Retirement plan service providers worried that state auto-IRA programs might eat into their business have nothing to fear.
In a newly released working paper, the National Bureau of Economic Research found that the state programs led many employers to establish their own workplace plans without causing employers already offering plans to drop their plans in favor of state-facilitated programs.
“We cannot point to any evidence that there are firms that are dropping coverage,” said Adam Bloomfield, a senior economic policy advisor at the U.S. Federal Deposit Insurance Corp. and a co-author of the paper released in August.
The paper studied employers with fewer than 100 employees operating in Oregon, Illinois, California and Connecticut, states that implemented auto-IRA savings programs between 2018 and 2022. These state auto-IRA programs require small employers without workplace retirement savings plans to register their workers in the state program or establish a workplace plan themselves.
NBER found that at least 30,000 employers across the four states opted to establish their own workplace plans rather than go with the auto-IRA program offered by the state. In California, almost half of small employers without workplace plans (45%) opted to start their own plans. In Oregon and Illinois, 27% did.
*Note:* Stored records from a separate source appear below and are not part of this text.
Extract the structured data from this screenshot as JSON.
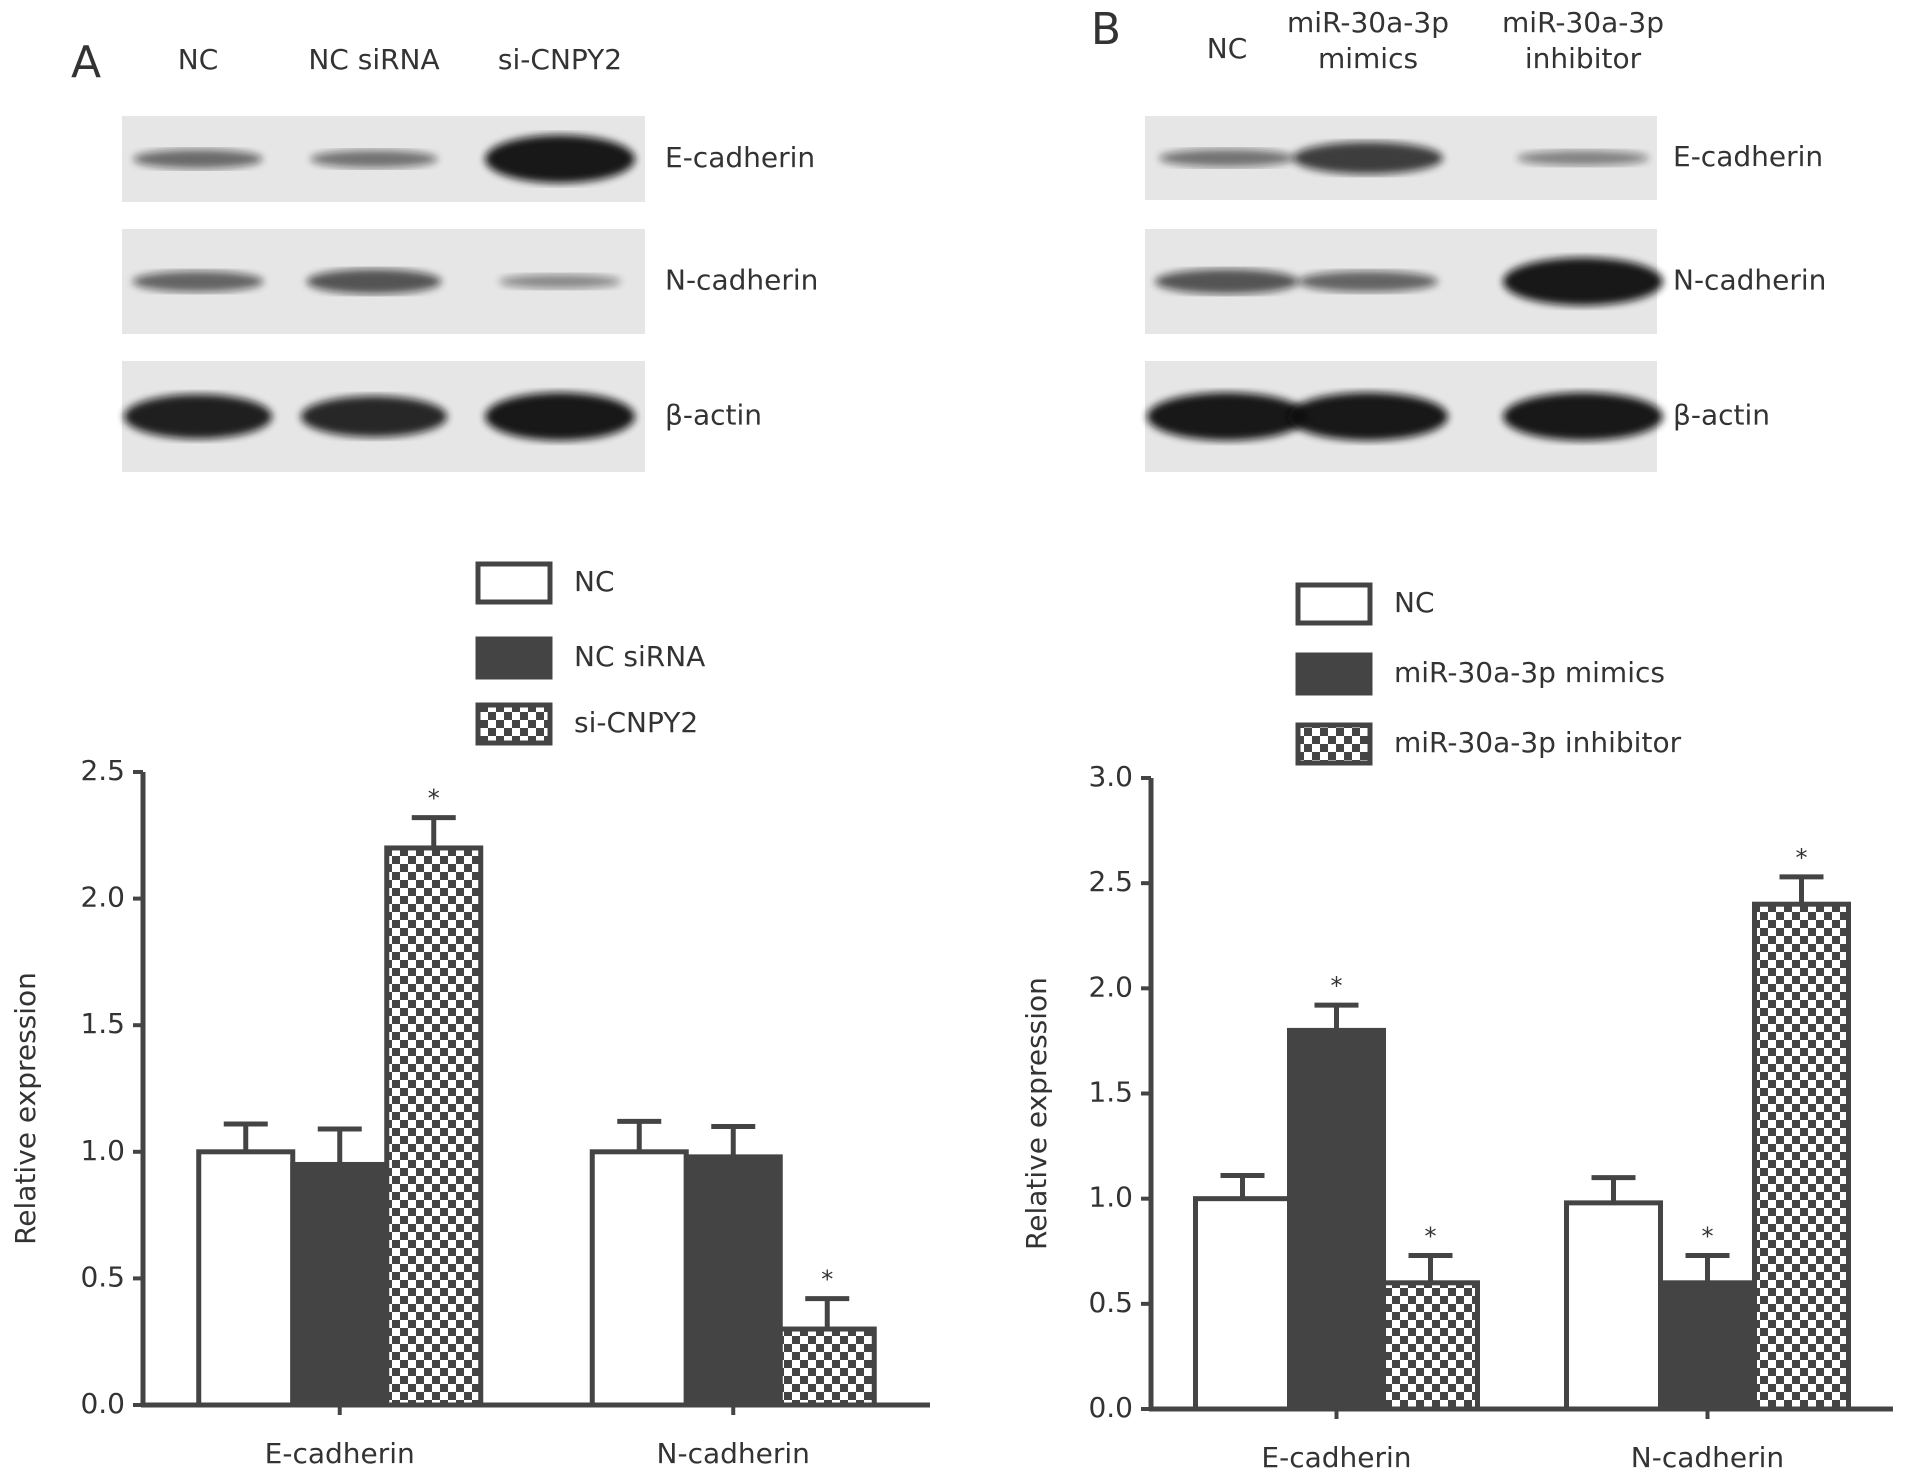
{
  "blots": [
    {
      "label": "A",
      "lanes": [
        [
          "NC"
        ],
        [
          "NC siRNA"
        ],
        [
          "si-CNPY2"
        ]
      ],
      "proteins": [
        "E-cadherin",
        "N-cadherin",
        "β-actin"
      ]
    },
    {
      "label": "B",
      "lanes": [
        [
          "NC"
        ],
        [
          "miR-30a-3p",
          "mimics"
        ],
        [
          "miR-30a-3p",
          "inhibitor"
        ]
      ],
      "proteins": [
        "E-cadherin",
        "N-cadherin",
        "β-actin"
      ]
    }
  ],
  "chart_data": [
    {
      "type": "bar",
      "ylabel": "Relative expression",
      "categories": [
        "E-cadherin",
        "N-cadherin"
      ],
      "ylim": [
        0,
        2.5
      ],
      "yticks": [
        {
          "value": 0,
          "label": "0.0"
        },
        {
          "value": 0.5,
          "label": "0.5"
        },
        {
          "value": 1,
          "label": "1.0"
        },
        {
          "value": 1.5,
          "label": "1.5"
        },
        {
          "value": 2,
          "label": "2.0"
        },
        {
          "value": 2.5,
          "label": "2.5"
        }
      ],
      "series": [
        {
          "name": "NC",
          "color": "#ffffff",
          "values": [
            1.0,
            1.0
          ],
          "errors": [
            0.11,
            0.12
          ],
          "significance": [
            null,
            null
          ]
        },
        {
          "name": "NC siRNA",
          "color": "#444444",
          "values": [
            0.95,
            0.98
          ],
          "errors": [
            0.14,
            0.12
          ],
          "significance": [
            null,
            null
          ]
        },
        {
          "name": "si-CNPY2",
          "color": "checker",
          "values": [
            2.2,
            0.3
          ],
          "errors": [
            0.12,
            0.12
          ],
          "significance": [
            "*",
            "*"
          ]
        }
      ]
    },
    {
      "type": "bar",
      "ylabel": "Relative expression",
      "categories": [
        "E-cadherin",
        "N-cadherin"
      ],
      "ylim": [
        0,
        3
      ],
      "yticks": [
        {
          "value": 0,
          "label": "0.0"
        },
        {
          "value": 0.5,
          "label": "0.5"
        },
        {
          "value": 1,
          "label": "1.0"
        },
        {
          "value": 1.5,
          "label": "1.5"
        },
        {
          "value": 2,
          "label": "2.0"
        },
        {
          "value": 2.5,
          "label": "2.5"
        },
        {
          "value": 3,
          "label": "3.0"
        }
      ],
      "series": [
        {
          "name": "NC",
          "color": "#ffffff",
          "values": [
            1.0,
            0.98
          ],
          "errors": [
            0.11,
            0.12
          ],
          "significance": [
            null,
            null
          ]
        },
        {
          "name": "miR-30a-3p mimics",
          "color": "#444444",
          "values": [
            1.8,
            0.6
          ],
          "errors": [
            0.12,
            0.13
          ],
          "significance": [
            "*",
            "*"
          ]
        },
        {
          "name": "miR-30a-3p inhibitor",
          "color": "checker",
          "values": [
            0.6,
            2.4
          ],
          "errors": [
            0.13,
            0.13
          ],
          "significance": [
            "*",
            "*"
          ]
        }
      ]
    }
  ]
}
The auto-IRA programs had “huge ‘crowd-in’ effects,” Bloomfield noted, referring to employers that launched their own retirement plans instead of utilizing the state auto-IRA program.
Bloomfield explained that there was no evidence of any offsetting “crowd-out,” a reference to employers that terminated their existing retirement plans in favor of the state plan.
The report looked at differences between “complier” employers — those that offered plans because they were “induced” to do so — and “always-taker” employers — those that would have started a plan regardless of whether it was mandated. It found, for example, that “compliers” were much more likely to work in the leisure and hospitality industries and much less likely to work in professional services than the “always-takers.”
The report also explored possible reasons as to why employers would opt to establish their own program rather than adopt the one supplied for free by the state. It found that the decision was likely not based on a strict cost-benefit analysis and likely relied to some extent on behavioral and other factors, including marketing from retirement plan service providers.